In a statement, Trump said Vought "has spent many years working in Public Policy in Washington, D.C., and is an aggressive cost cutter and deregulator who will help us implement our America First Agenda across all Agencies. Russ knows exactly how to dismantle the Deep State and end Weaponized Government, and he will help us return Self Governance to the People."

Bessent has pushed deregulation and tax cuts, key pillars of Trump’s economic agenda, advocating for both in a recent Wall Street Journal op-ed in which he also railed against “reckless spending” under the Biden administration.

Bessent, who previously worked for Democratic donor George Soros, has also insisted that Trump would not pursue some of the more controversial economic policies linked to his campaign, telling the Financial Times last month that the incoming president would not weaken the dollar or interfere with the Federal Reserve Bank’s independence.

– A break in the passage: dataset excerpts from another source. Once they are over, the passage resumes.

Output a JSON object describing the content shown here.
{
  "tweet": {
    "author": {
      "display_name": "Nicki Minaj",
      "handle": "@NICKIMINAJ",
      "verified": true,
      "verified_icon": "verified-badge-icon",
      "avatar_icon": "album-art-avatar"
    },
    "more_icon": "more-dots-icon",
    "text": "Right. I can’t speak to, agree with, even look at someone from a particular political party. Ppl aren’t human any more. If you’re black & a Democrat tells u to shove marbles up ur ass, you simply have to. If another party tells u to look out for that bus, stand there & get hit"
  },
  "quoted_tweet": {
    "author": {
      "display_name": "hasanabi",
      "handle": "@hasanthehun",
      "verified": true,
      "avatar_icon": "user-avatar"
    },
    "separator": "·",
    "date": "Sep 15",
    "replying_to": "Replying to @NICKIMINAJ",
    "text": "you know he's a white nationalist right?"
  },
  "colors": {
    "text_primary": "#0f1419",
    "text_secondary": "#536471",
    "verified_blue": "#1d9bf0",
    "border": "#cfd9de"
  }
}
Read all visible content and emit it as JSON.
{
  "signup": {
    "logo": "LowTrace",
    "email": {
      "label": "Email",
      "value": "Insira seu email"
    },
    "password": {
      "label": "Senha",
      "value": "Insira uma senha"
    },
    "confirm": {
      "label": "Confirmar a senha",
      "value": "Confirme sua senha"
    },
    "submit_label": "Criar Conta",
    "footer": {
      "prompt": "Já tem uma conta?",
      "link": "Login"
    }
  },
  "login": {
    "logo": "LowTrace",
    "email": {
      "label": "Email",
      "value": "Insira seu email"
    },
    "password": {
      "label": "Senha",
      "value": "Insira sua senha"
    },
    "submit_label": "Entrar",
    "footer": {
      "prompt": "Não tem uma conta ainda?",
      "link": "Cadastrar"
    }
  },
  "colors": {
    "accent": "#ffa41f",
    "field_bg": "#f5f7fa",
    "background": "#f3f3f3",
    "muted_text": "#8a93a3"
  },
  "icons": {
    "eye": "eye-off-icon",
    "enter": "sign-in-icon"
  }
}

“Scott has long been a strong advocate of the America First Agenda,” Trump said according to a statement from his transition announcing Bessent’s nomination. He “will help me usher in a new Golden Age for the United States, as we fortify our position as the World’s leading Economy, Center of Innovation and Entrepreneurialism, Destination for Capital, while always, and without question, maintaining the U.S. Dollar as the Reserve Currency of the World.”

Trump added that his new cabinet pick will lead the effort to “ensure that no Americans will be left behind in the next and Greatest Economic Boom.”

Senate Finance Committee Chair Ron Wyden, D-Ore., challenged the notion that Bessent and the next Trump administration would deliver an economic win for all Americans, however.

It “wouldn’t be a Trump Treasury Department without a rich political donor running the show. When it comes to the economy, the government under Trump is of, by, and for the ultra-wealthy,” Wyden said in a statement.

If confirmed to the position, Bessent would become the first openly gay treasury secretary.